Honor Nulis Cuma Rp 100 Ribu, Mau?


Oleh Eko Prasetyo

Menulis artikel ilmiah alias opini di media massa memiliki beberapa keuntungan. Yang utama tentu saja dapat honor dari tulisan yang dimuat. Manfaat lainnya, nama kita akan nongol dan otomatis itu menguntungkan dari sisi popularitas. Selain itu, kita bisa menambah banyak teman atau relasi apabila tulisan kita dibaca banyak orang dan dikomentari. Menulis di koran juga merupakan lahan untuk mengasah kemampuan berpikir kritis terhadap suatu masalah yang aktual dan memberikan solusinya.
Namun, tak mudah menembus media massa. Ibarat kompetisi, persaingan agar tulisan bisa dimuat sangat ketat. Jika mengirimkannya ke surat kabar atau majalah, kita akan bersaing dengan kaum intelektual seperti akademisi dan pengamat ahli. Banyak pula penulis ternama dari kalangan ulama, anggota dewan, serta pakar ekonomi, sosial, budaya, dan lain-lain. Karena itu, dibutuhkan kiat khusus untuk menembus surat kabar.
Ada saran bagi penulis pemula yang akan mengirimkan karyanya ke sebuah media, terutama koran. Yakni, kirimkan karya tulis tersebut ke koran lokal dulu, jangan buru-buru mengirimkannya ke koran nasional. Mengapa? Ada beberapa alasan.
Pertama, peluang dimuatnya di koran lokal lebih tinggi ketimbang koran nasional.
Kedua, koran nasional bakal memprioritaskan penulis ternama atau yang familier di kalangan masyarakat pembaca. Peluang dimuat untuk penulis pemula sih tetap ada, tapi proses seleksinya bakal sangat ketat.
Ketiga, biasanya koran lokal lebih memberikan kesempatan bagi penulis baru. Ini celah yang semestinya dimanfaatkan oleh penulis pemula yang ingin menembus surat kabar.

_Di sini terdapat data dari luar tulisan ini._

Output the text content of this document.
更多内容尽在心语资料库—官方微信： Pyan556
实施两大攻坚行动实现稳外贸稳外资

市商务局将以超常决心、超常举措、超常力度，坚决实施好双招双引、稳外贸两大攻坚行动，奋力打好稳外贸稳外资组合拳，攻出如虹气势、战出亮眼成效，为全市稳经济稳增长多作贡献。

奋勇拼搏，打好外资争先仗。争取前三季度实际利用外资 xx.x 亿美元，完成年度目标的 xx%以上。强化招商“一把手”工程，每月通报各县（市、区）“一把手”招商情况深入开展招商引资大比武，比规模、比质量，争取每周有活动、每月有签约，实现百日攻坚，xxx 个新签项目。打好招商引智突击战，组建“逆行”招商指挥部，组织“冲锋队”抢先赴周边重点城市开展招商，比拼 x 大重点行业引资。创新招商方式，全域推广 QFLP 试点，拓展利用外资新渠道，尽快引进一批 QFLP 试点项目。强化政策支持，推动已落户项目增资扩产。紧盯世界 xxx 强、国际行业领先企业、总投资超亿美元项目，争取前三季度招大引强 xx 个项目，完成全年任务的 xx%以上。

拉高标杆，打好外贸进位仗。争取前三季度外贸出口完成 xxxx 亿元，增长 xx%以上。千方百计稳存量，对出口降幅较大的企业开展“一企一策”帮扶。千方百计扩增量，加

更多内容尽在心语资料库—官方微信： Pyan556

Keempat, isu lokal tentu saja bisa dimanfaatkan sebagai jembatan bagi penulis pemula sebelum melangkah ke isu nasional. Umumnya, isu nasional yang aktual lebih banyak diangkat oleh penulis. Karena itu, persaingan tentu sangat ketat selain adanya prioritas untuk penulis yang sudah punya nama.
Berdasar pengalaman saya, menulis di surat kabar lokal tak kalah menjanjikan. Namun, jangan berharap tinggi untuk urusan honor jika tulisan Anda dimuat di koran lokal. Sebab, ada surat kabar lokal yang masih memberikan honor Rp 100 ribu untuk tulisan opini yang dimuat. Itu masih mending. Kadang ada penulis yang mesti menarik urat leher alias ngejar-ngejar ke redaksi sebuah koran lokal demi mendapatkan honor. Itu terjadi setelah lebih dari sepuluh hari honor tulisannya tidak ditransfer.
Bagi saya, tak masalah jika hanya mendapatkan honor Rp 100 ribu. Sebab, toh dengan dimuatnya tulisan saya, saya mendapatkan banyak manfaat. Paling tidak, saya bisa membuktikan eksistensi di dunia kepenulisan.
Menulis bukan melulu soal honor. Lebih dari itu, saya mendapatkan kepuasan lebih dari honor Rp 100 ribu untuk tiap artikel saya yang dimuat di koran lokal. Setidaknya, orang bisa membaca gagasan-gagasan saya. Otomatis, hal tersebut bisa memengaruhi publik tentang isu yang kita angkat dalam artikel opini.
Mungkin, saya tidak akan bisa kaya hanya dengan Rp 100 ribu itu. Namun, upaya untuk memberikan manfaat kepada orang lain lewat tulisan bisa menepis hal tersebut. Berbuat baik bisa dilakukan lewat media apa saja, termasuk tulisan. Mau?